Recent advances in sequencing technology have led to an explosive growth in the amount of publicly available human sequence data. This represents an invaluable opportunity for scientific exploration and discovery, but the sheer quantity of the data presents a major challenge for analysis.

For instance, the 1000 Genomes project sequences a large number of human genomes to provide a comprehensive resource on human genetic variation. This data is publicly available but due to its sheer size it has been practically inaccessible to contemporary sequence search methods.

The following genomics projects have used SciServer for solutions to big-data analysis obstacles:

Recount2

Recount2 provides processed and summarized expression data for over 70,000 human RNA-seq samples from the Sequence Read Archive (SRA), The Cancer Genome Atlas (TCGA), and The Genotype-Tissue Expression (GTEx) project (https://doi.org/10.1038/nbt.3838).

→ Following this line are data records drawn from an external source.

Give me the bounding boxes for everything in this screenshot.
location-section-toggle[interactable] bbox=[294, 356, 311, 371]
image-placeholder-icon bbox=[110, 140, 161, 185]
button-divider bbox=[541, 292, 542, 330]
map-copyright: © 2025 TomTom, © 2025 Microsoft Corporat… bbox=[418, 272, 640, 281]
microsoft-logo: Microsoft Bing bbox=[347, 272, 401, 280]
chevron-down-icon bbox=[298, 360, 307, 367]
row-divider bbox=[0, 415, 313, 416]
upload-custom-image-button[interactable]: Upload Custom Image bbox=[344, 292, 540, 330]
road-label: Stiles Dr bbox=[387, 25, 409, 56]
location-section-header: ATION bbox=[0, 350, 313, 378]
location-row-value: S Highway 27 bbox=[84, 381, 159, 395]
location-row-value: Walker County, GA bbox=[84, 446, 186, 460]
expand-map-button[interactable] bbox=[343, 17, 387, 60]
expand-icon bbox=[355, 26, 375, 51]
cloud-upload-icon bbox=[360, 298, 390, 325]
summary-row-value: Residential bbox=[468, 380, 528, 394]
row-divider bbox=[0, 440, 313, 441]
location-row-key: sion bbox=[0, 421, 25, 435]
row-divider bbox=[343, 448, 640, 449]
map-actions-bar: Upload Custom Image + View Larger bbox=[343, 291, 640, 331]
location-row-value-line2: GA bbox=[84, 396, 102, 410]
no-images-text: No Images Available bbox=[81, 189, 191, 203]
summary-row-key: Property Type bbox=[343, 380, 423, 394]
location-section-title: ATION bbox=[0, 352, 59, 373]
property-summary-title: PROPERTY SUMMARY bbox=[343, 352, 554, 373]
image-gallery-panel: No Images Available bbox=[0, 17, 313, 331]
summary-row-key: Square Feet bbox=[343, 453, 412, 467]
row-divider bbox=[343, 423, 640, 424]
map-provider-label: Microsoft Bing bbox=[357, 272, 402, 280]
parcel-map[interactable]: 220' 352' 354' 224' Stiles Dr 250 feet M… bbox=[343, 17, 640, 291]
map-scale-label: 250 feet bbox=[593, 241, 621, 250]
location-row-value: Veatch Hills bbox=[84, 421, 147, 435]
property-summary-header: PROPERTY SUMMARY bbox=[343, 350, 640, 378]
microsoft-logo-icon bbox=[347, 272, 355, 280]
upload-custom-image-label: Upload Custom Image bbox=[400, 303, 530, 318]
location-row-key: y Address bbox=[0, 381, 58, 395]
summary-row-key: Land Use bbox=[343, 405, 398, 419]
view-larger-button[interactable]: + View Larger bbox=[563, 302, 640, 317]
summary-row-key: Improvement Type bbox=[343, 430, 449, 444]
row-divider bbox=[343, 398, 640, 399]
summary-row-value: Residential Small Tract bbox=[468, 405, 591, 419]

The associated Bioconductor package provides a convenient API for querying, downloading, and analyzing the data. Each processed study consists of meta- and phenotype data, the expression levels of genes and their underlying exons and splice junctions, and corresponding genomic annotation. By taking care of several preprocessing steps and combining many datasets into one easily-accessible website, we make finding and analyzing RNA-seq data considerably more straightforward.

Past Projects

Terabase Search Engine (TSE)

The Terabase Search Engine (TSE) project will develop novel software and databases that allow users to search, retrieve, and re-analyze the raw data underlying thousands of human genomes. SciServer will provide the building blocks for the query and data management framework for the TSE project. New tools built on top of SciServer will make this rich resource available for exploration and discovery to the research community.